« Quitte à ce que ce ne soit pas toujours parfait, ose être toi-même ! »

Publié le 14/10/2020

À l'origine diplômé d'un Brevet de Technicien Supérieur, j'ai commencé ma mission de Service Civique en mai 2018 à la Sous-Préfecture de Mulhouse. Il s'agissait d'accueillir et d'accompagner les usagers dans les services de la Sous-Préfecture, dont le point numérique dédié aux démarches relatives aux permis de conduire et aux cartes grises.

À l'époque, je manquais d'assurance et si je m'étais engagé par amour pour l'institution « Ministère de l'Intérieur » et par envie d'être utile aux autres, l'une des finalités de mon engagement dans cette mission était bien d'acquérir cette assurance dont j'avais tant besoin et qui me manquait tellement. Mais je ne me doutais pas pour autant de ce que cette mission me réservait.

Plus les jours passaient, plus je me trouvais inefficace. À l'origine de cette impression, la peur d'une éventuelle erreur qui viendrait hypothéquer toute ma carrière. Par peur de me tromper, il m'arrivait même bien souvent d'aller demander des informations pour lesquelles je connaissais la réponse, juste pour être rassuré.

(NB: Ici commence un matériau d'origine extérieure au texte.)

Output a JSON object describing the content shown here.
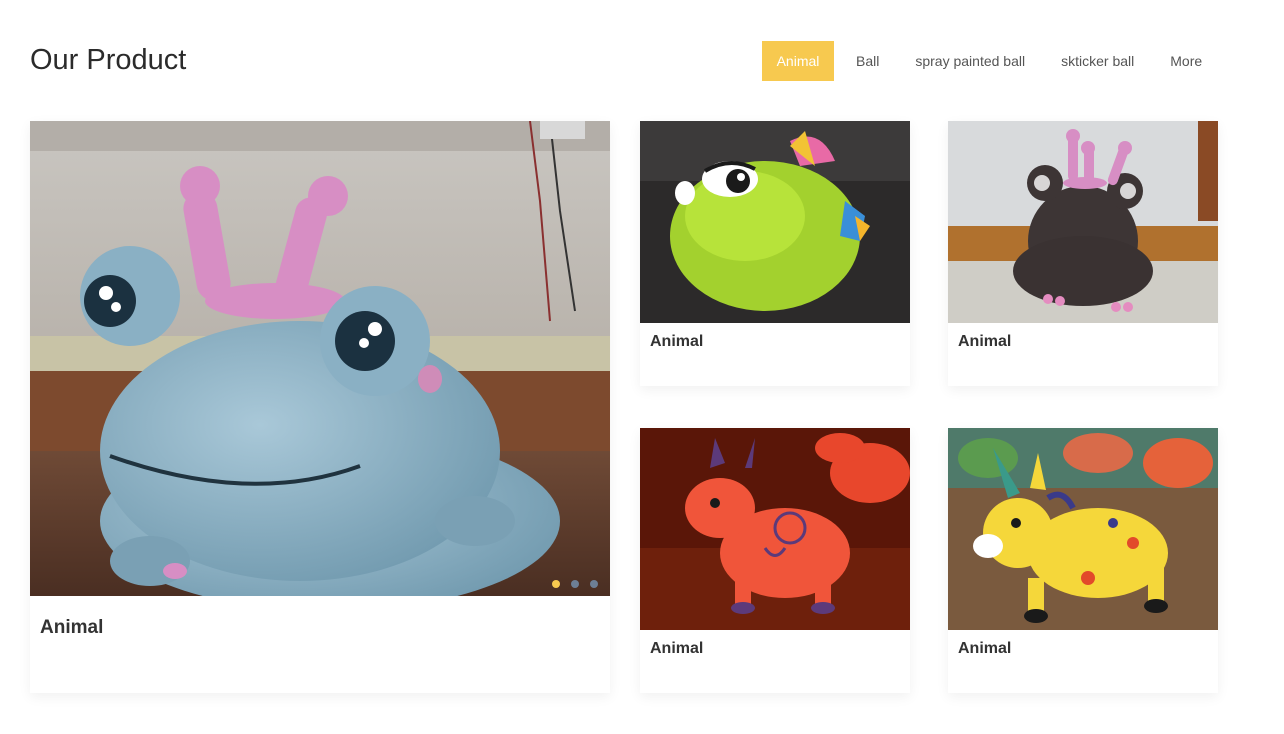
{
  "header": {
    "title": "Our Product"
  },
  "tabs": [
    {
      "label": "Animal",
      "active": true
    },
    {
      "label": "Ball",
      "active": false
    },
    {
      "label": "spray painted ball",
      "active": false
    },
    {
      "label": "skticker ball",
      "active": false
    },
    {
      "label": "More",
      "active": false
    }
  ],
  "products": {
    "featured": {
      "label": "Animal",
      "image": "blue-frog-bouncer-toy"
    },
    "item1": {
      "label": "Animal",
      "image": "green-fish-ball-toy"
    },
    "item2": {
      "label": "Animal",
      "image": "black-frog-bouncer-toy"
    },
    "item3": {
      "label": "Animal",
      "image": "red-cow-bouncer-toy"
    },
    "item4": {
      "label": "Animal",
      "image": "yellow-unicorn-bouncer-toy"
    }
  },
  "carousel": {
    "slide_count": 3,
    "active_index": 0
  },
  "colors": {
    "accent": "#f7c94f",
    "text": "#333333",
    "tab_text": "#555555"
  }
}
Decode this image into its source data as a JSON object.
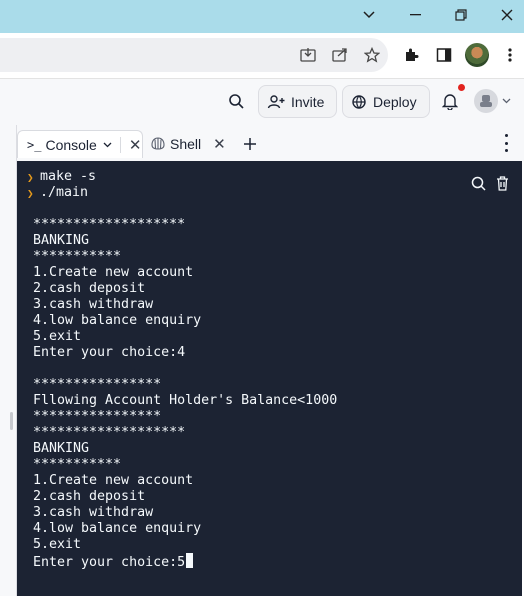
{
  "window_controls": [
    "chevron-down",
    "minimize",
    "restore",
    "close"
  ],
  "toolbar": {
    "icons": [
      "install-app-icon",
      "share-icon",
      "bookmark-star-icon",
      "extensions-icon",
      "side-panel-icon",
      "profile-avatar-icon"
    ]
  },
  "header": {
    "invite_label": "Invite",
    "deploy_label": "Deploy"
  },
  "tabs": [
    {
      "label": "Console",
      "active": true
    },
    {
      "label": "Shell",
      "active": false
    }
  ],
  "console": {
    "commands": [
      "make -s",
      "./main"
    ],
    "lines": [
      "*******************",
      "BANKING",
      "***********",
      "1.Create new account",
      "2.cash deposit",
      "3.cash withdraw",
      "4.low balance enquiry",
      "5.exit",
      "Enter your choice:4",
      "",
      "****************",
      "Fllowing Account Holder's Balance<1000",
      "****************",
      "*******************",
      "BANKING",
      "***********",
      "1.Create new account",
      "2.cash deposit",
      "3.cash withdraw",
      "4.low balance enquiry",
      "5.exit",
      "Enter your choice:5"
    ]
  }
}
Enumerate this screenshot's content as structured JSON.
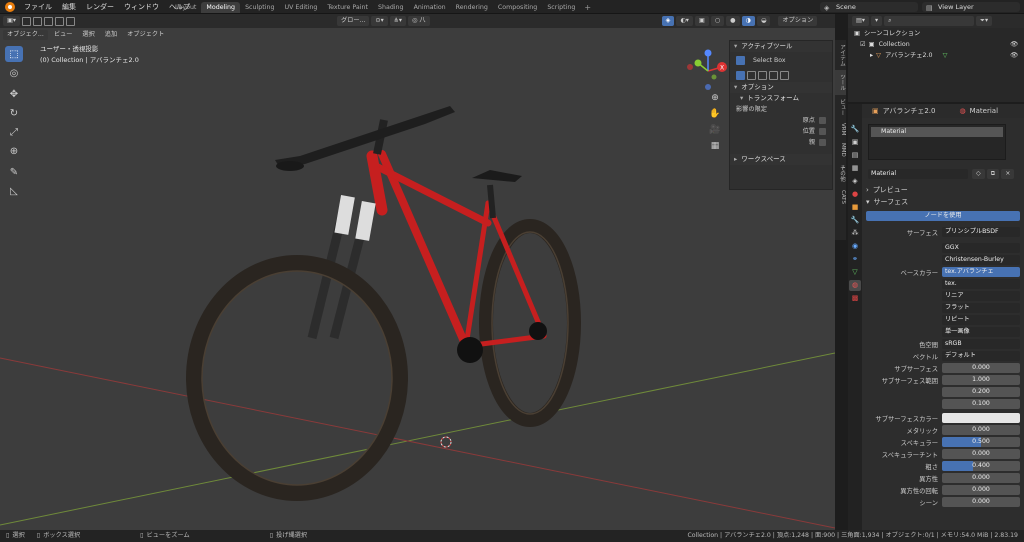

Après quinze jours, on décidait de me faire découvrir le pré-accueil du service des étrangers. Il s'agissait en particulier d'accueillir les publics étrangers et de les orienter en fonction de la demande vers les services compétents. Mais là encore, je n'avais pas d'assurance. De temps en temps, la responsable en charge du pré-accueil me demandait ce qu'il m'arrivait, voyant que quelque chose n'allait pas. Mais bien incapable de répondre, je me disais « je ne suis toujours encore pas assez efficace ».

Un vendredi de la fin juin 2018, la quasi-totalité des collègues avec qui je travaillais m'ont dit « David, il faut qu'on te parle. Tu ne peux plus continuer comme ça, sinon, on ira en parler à la cheffe, et tu risques de perdre ta mission de Service Civique. », et la responsable en charge du pré-accueil d'ajouter que « des collègues, ce n'est pas fait que pour travailler, on a aussi le droit de rire ensemble. ». Mais au fond de moi, je n'étais pas convaincu. Une fois tout le monde parti, je suis allé voir la responsable en charge du pré-accueil pour lui dire que si ça ne tenait qu'à ça, de l'humour, je savais en faire. Elle m'a répondu « Alors, fais-le ! ».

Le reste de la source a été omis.